Nothing had changed by our senior year. Everyone still hated us, and we loved each other. Fine by us.
With his hand clasped around mine, Chris whispered playfully, "Come on! Were you a snail in another life or something?"
Tripping for the umpteenth time, I swore and hissed at him, "Kiss my ass, I keep tripping." I dropped the blanket I was carrying. "DAMMIT!"
"Good God," he laughed. He picked it up for me and we started running through the nearly pitch black brush again.
Leaves slapped me in the face and I twisted my ankle. I squealed unhappily.
"Are you okay?" he asked, amused. "Think you'll make it?"
"Why are we in such a rush?" I demanded crossly.
"Because we need to hurry or the spot will get taken! It's the best spot. Don't question me, dumbass." He ran into a branch and swore loudly. I laughed.
After he recovered, I said, "We're not going to get to hear the movie. Why does it matter whether we get a good view or not?"
"It just does." He winced. "Ow. I'll be feeling that branch for the rest of my life."
"Gosh, do you hear my heart breaking?"
"Bite me, Toby."
Finally, we reach the Drive In. It was crowded because it was a Saturday night. Chris through the blanket down when he decided it was a good place to watch the movie from, and both of us sat on the blanket.
"I can't even see the movie," I bitched.
"So? We're alone."
A grin spread across my face slowly. "You hornball."
"I notice for once you're not complaining."
I continued to smile. "Well. It IS a little cold."
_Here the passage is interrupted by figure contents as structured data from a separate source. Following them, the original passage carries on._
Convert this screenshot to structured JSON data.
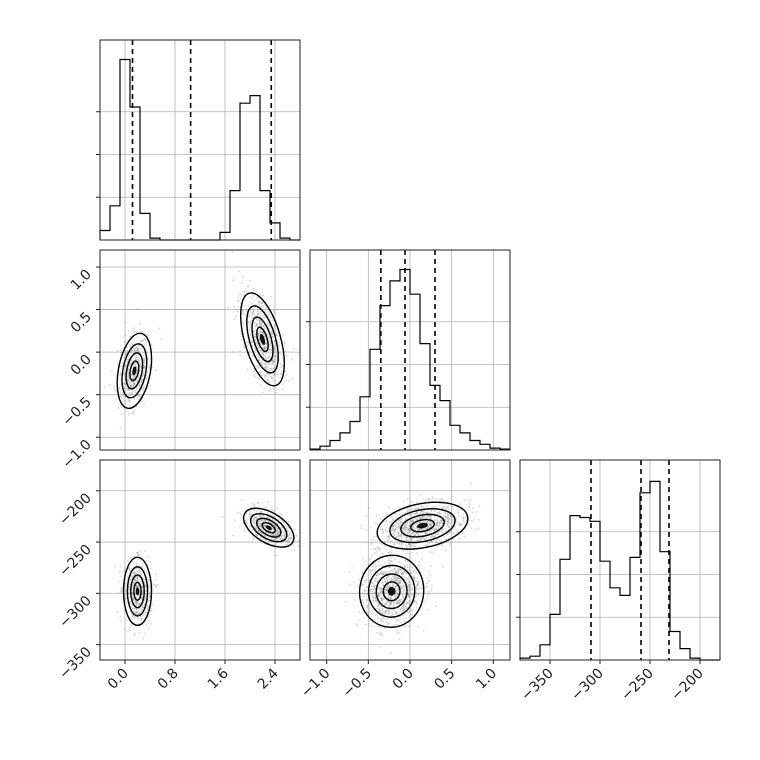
{
  "chart_data": {
    "type": "corner",
    "parameters": 3,
    "grid": true,
    "panels": [
      {
        "id": "hist-0",
        "type": "histogram",
        "row": 0,
        "col": 0,
        "xlim": [
          -0.4,
          2.8
        ],
        "bins": [
          -0.4,
          -0.24,
          -0.08,
          0.08,
          0.24,
          0.4,
          0.56,
          0.72,
          0.88,
          1.04,
          1.2,
          1.36,
          1.52,
          1.68,
          1.84,
          2.0,
          2.16,
          2.32,
          2.48,
          2.64,
          2.8
        ],
        "counts": [
          0.05,
          0.18,
          0.95,
          0.7,
          0.14,
          0.01,
          0,
          0,
          0,
          0,
          0,
          0,
          0.04,
          0.26,
          0.72,
          0.76,
          0.26,
          0.09,
          0.01,
          0
        ],
        "ylim": [
          0,
          1.0
        ],
        "quantiles": [
          0.12,
          1.05,
          2.34
        ]
      },
      {
        "id": "hist-1",
        "type": "histogram",
        "row": 1,
        "col": 1,
        "xlim": [
          -1.2,
          1.2
        ],
        "bins": [
          -1.2,
          -1.08,
          -0.96,
          -0.84,
          -0.72,
          -0.6,
          -0.48,
          -0.36,
          -0.24,
          -0.12,
          0.0,
          0.12,
          0.24,
          0.36,
          0.48,
          0.6,
          0.72,
          0.84,
          0.96,
          1.08,
          1.2
        ],
        "counts": [
          0.005,
          0.02,
          0.05,
          0.09,
          0.15,
          0.28,
          0.53,
          0.76,
          0.89,
          0.95,
          0.82,
          0.56,
          0.34,
          0.26,
          0.13,
          0.09,
          0.05,
          0.03,
          0.01,
          0.005
        ],
        "ylim": [
          0,
          1.0
        ],
        "quantiles": [
          -0.35,
          -0.06,
          0.3
        ]
      },
      {
        "id": "hist-2",
        "type": "histogram",
        "row": 2,
        "col": 2,
        "xlim": [
          -380,
          -180
        ],
        "bins": [
          -380,
          -370,
          -360,
          -350,
          -340,
          -330,
          -320,
          -310,
          -300,
          -290,
          -280,
          -270,
          -260,
          -250,
          -240,
          -230,
          -220,
          -210,
          -200,
          -190,
          -180
        ],
        "counts": [
          0.01,
          0.02,
          0.08,
          0.24,
          0.53,
          0.76,
          0.75,
          0.73,
          0.52,
          0.38,
          0.34,
          0.54,
          0.88,
          0.94,
          0.57,
          0.15,
          0.06,
          0.01,
          0,
          0
        ],
        "ylim": [
          0,
          1.0
        ],
        "quantiles": [
          -309,
          -259,
          -231
        ]
      },
      {
        "id": "scatter-1-0",
        "type": "2d-density",
        "row": 1,
        "col": 0,
        "xlim": [
          -0.4,
          2.8
        ],
        "ylim": [
          -1.15,
          1.2
        ],
        "modes": [
          {
            "x": 0.15,
            "y": -0.22
          },
          {
            "x": 2.2,
            "y": 0.15
          }
        ]
      },
      {
        "id": "scatter-2-0",
        "type": "2d-density",
        "row": 2,
        "col": 0,
        "xlim": [
          -0.4,
          2.8
        ],
        "ylim": [
          -365,
          -170
        ],
        "modes": [
          {
            "x": 0.2,
            "y": -298
          },
          {
            "x": 2.3,
            "y": -236
          }
        ]
      },
      {
        "id": "scatter-2-1",
        "type": "2d-density",
        "row": 2,
        "col": 1,
        "xlim": [
          -1.2,
          1.2
        ],
        "ylim": [
          -365,
          -170
        ],
        "modes": [
          {
            "x": -0.22,
            "y": -298
          },
          {
            "x": 0.15,
            "y": -234
          }
        ]
      }
    ],
    "axes": {
      "col0_xticks": [
        "0.0",
        "0.8",
        "1.6",
        "2.4"
      ],
      "col1_xticks": [
        "−1.0",
        "−0.5",
        "0.0",
        "0.5",
        "1.0"
      ],
      "col2_xticks": [
        "−350",
        "−300",
        "−250",
        "−200"
      ],
      "row1_yticks": [
        "1.0",
        "0.5",
        "0.0",
        "−0.5",
        "−1.0"
      ],
      "row2_yticks": [
        "−200",
        "−250",
        "−300",
        "−350"
      ]
    }
  }
}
"You're so pathetic." In another moment, he draped his well worn leather jacket over my shoulders and slipped his arms around me. I settled back into his familiar warmth and he rested his chin on my head. "Happy?" he asked.
"You know I am."
Neither of us spoke for a long time. Then we both gave a little sigh of contentment at the same time. We laughed lightly.
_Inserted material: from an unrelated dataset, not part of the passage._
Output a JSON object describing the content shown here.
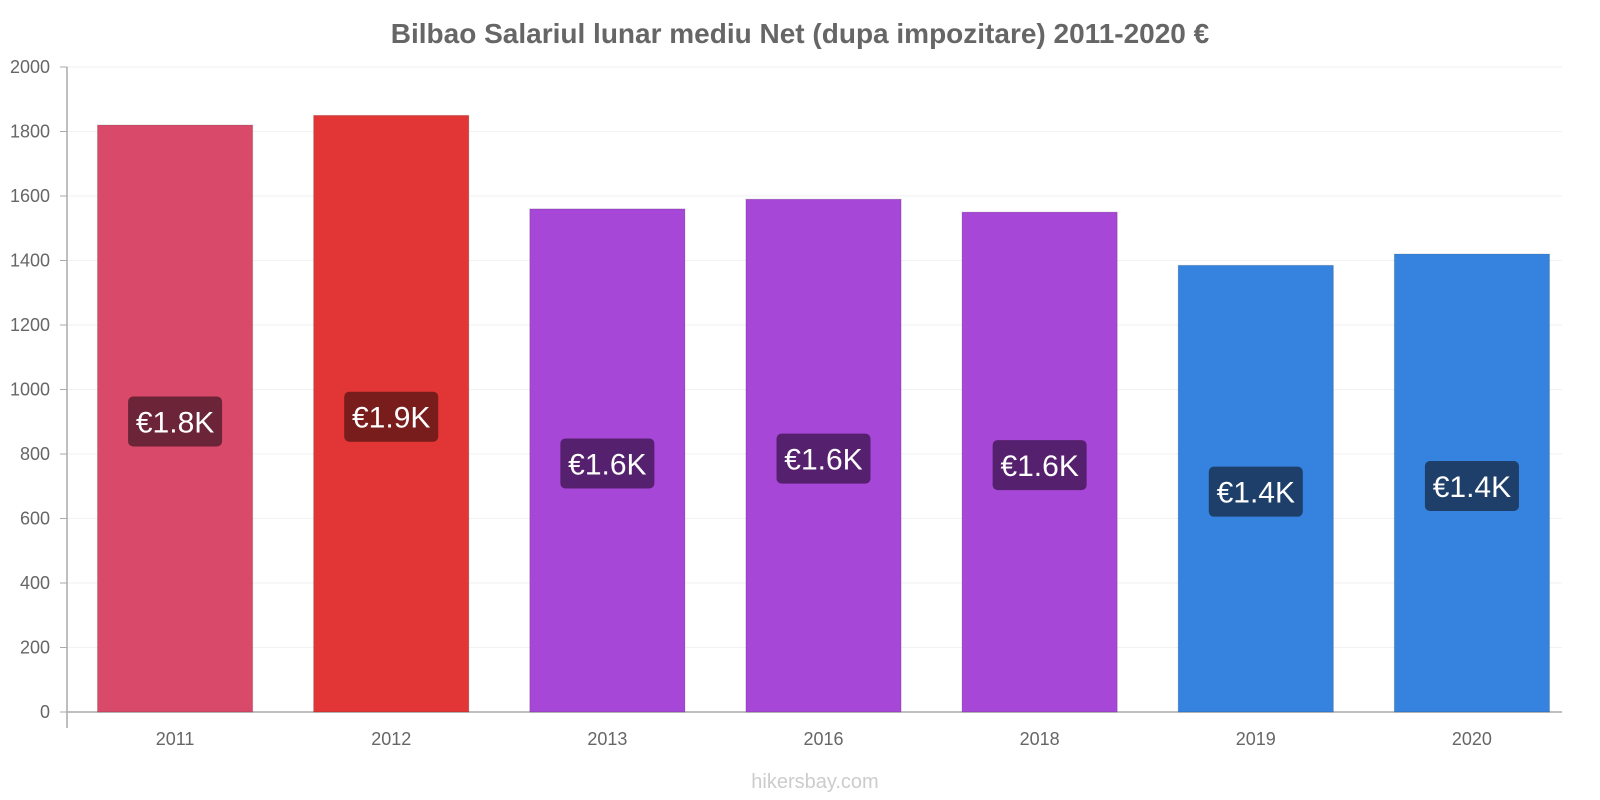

"Guess what," he said quietly and suddenly.
"What?"
"I love you."
He said it so simply that I immediately blushed. I blinked several times. I knew that that was the way we felt about each other even though we'd never said the actual words. But it still came as an ice water shock.
I turned so that I was facing him. "Yeah?"
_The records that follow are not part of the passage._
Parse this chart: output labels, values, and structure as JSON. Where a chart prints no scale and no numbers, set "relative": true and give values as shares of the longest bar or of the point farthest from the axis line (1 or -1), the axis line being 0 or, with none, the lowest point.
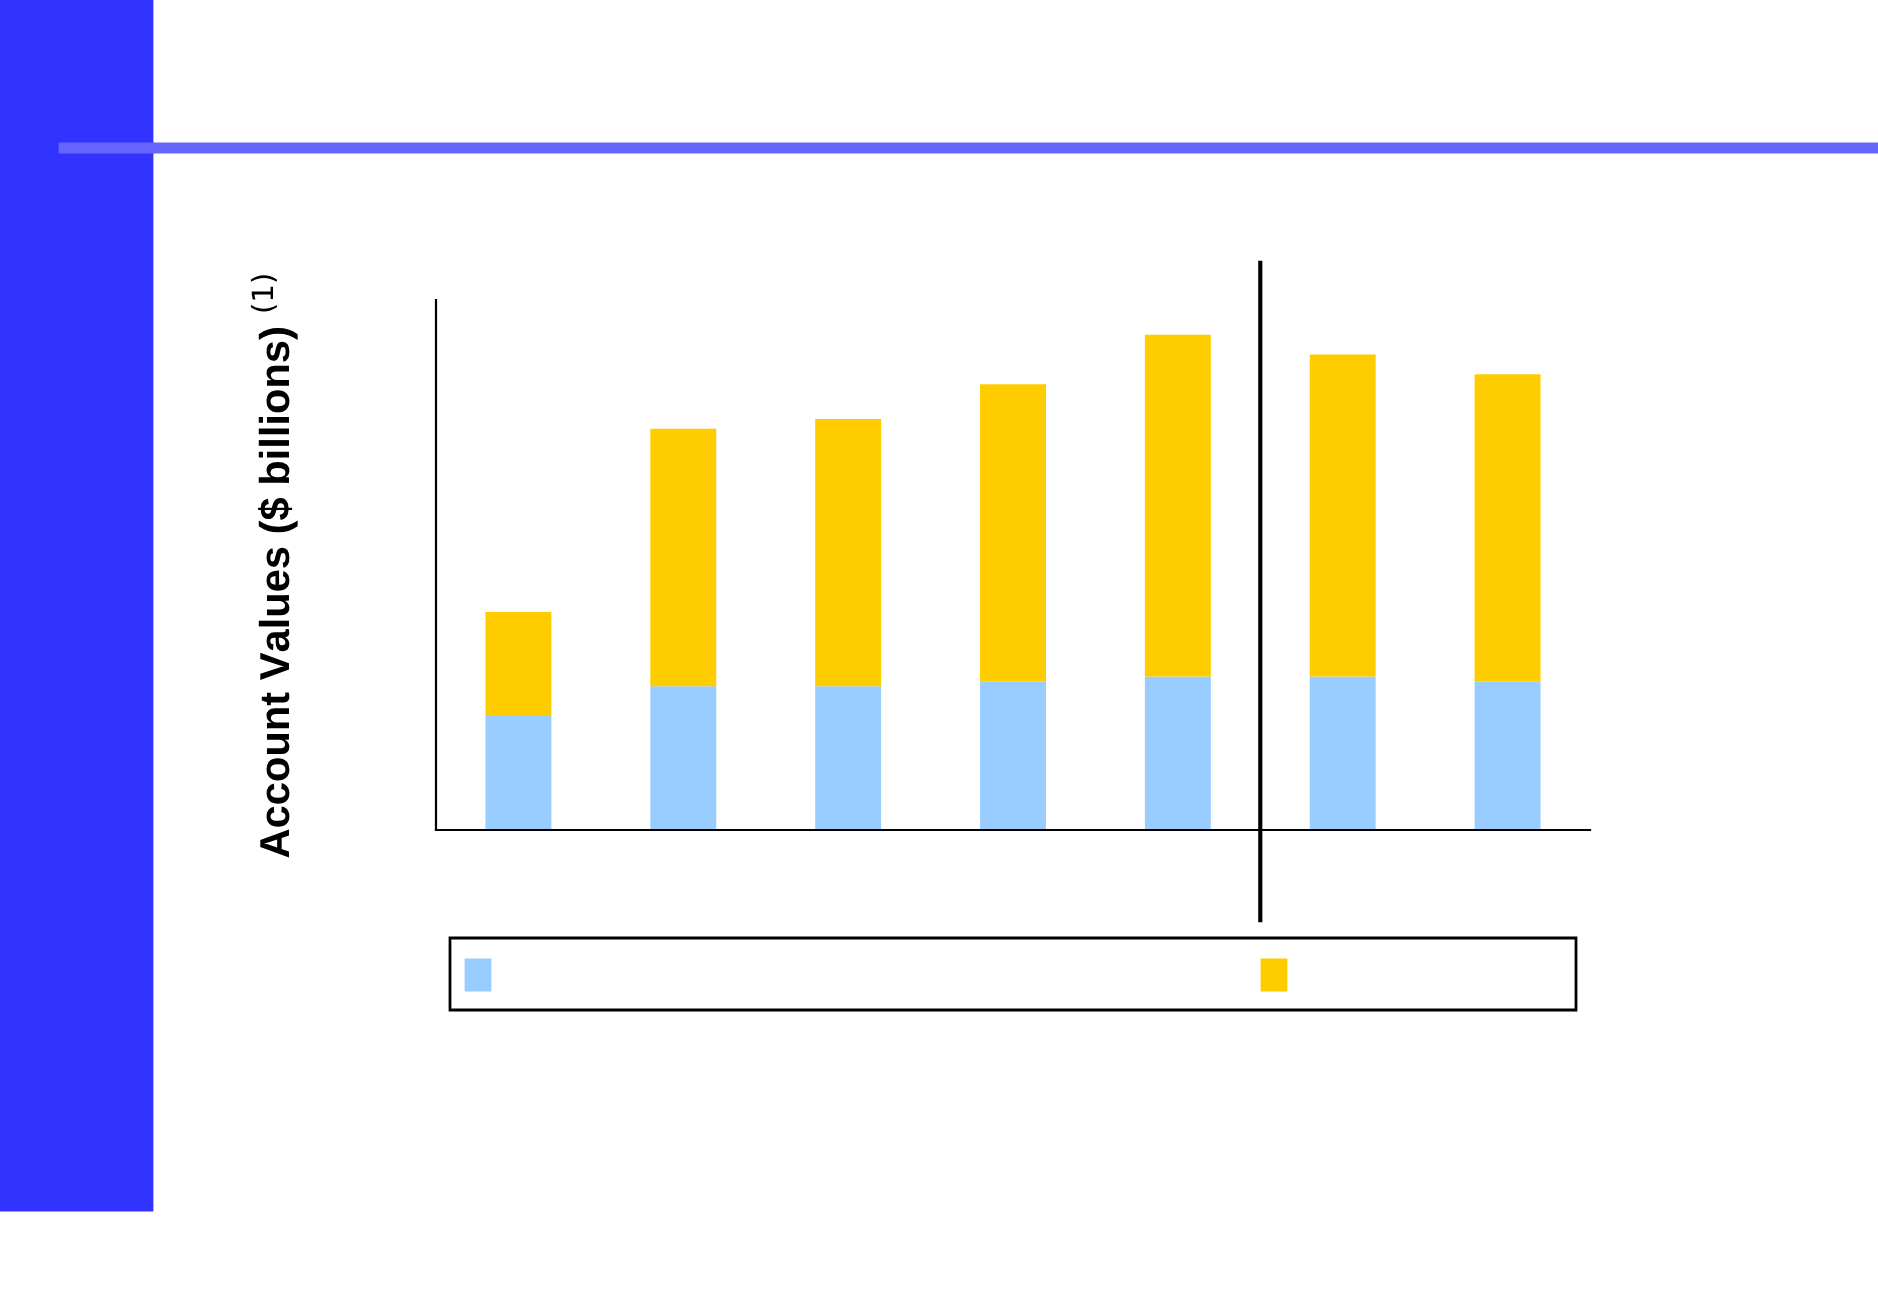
{
  "chart_data": {
    "type": "bar",
    "stacked": true,
    "relative": true,
    "ylabel": "Account Values ($ billions) $^{(1)}$",
    "categories": [
      null,
      null,
      null,
      null,
      null,
      null,
      null
    ],
    "series": [
      {
        "color": "#99ccff",
        "values": [
          0.23,
          0.29,
          0.29,
          0.3,
          0.31,
          0.31,
          0.3
        ]
      },
      {
        "color": "#ffcc00",
        "values": [
          0.21,
          0.52,
          0.54,
          0.6,
          0.69,
          0.65,
          0.62
        ]
      }
    ],
    "grid": false
  }
}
"If I don't love you then I don't love anything," he said. "But I know I love you."
"I love you too," I said, and knew he believed me.
"Toby?"
"Huh?"
"I get hurt a lot."
"I know you do," I said, touching his face. "And you don't have to worry about me, so don't even ask it."
"Promise?"
"I'm not going to hurt you," I promised. "I'm not going to stop loving you." I looked up at the sky for a moment. "Even if you do."
"Toby, I'm seventeen," he said. "It took me seventeen years to actually start to feel anything besides sad and cheated and hated. I'm not about to give you up because you're the one that did it for me. I think you saved me. Just don't leave, okay?"
"Only if you're coming with me," I said.
"Good. I'm glad we have that settled." He moved my head to the side so that he could see the movie better. Then he fidgeted for a second. "Ow, get off of my lap, you're cramping up my leg."
Chris never made top honours in high school. He graduated nineteenth in our was eight places higher than me.
The harassment didn't stop for him. For the most part, everyone accepted the fact that and I were together and nothing they made up to humiliate us would be enough to change that. But Chris just wasn't good enough for anyone-not his parents, or his teachers, or our peers.
But he made it. I watched him at our graduation, and the "kiss my ass" look that he had on his face the entire time was priceless. Chris got accepted to the University of Maine and went to the Portland Campus. Pre- law. I followed. I didn't need to go to school to be a writer, and that's what I wanted to be. So I went with him where he went and I wrote. I acquired a job as a waitress at Passmores' Pizza, and it kept me occupied while Chris was at school. It paid okay, along with Chris' evening job at a record store. We scraped by together just fine. On our own, as usual. We'd always been that way. But you know, it was when we were alone that we could see ourselves as beautiful. There was no one else around to disagree.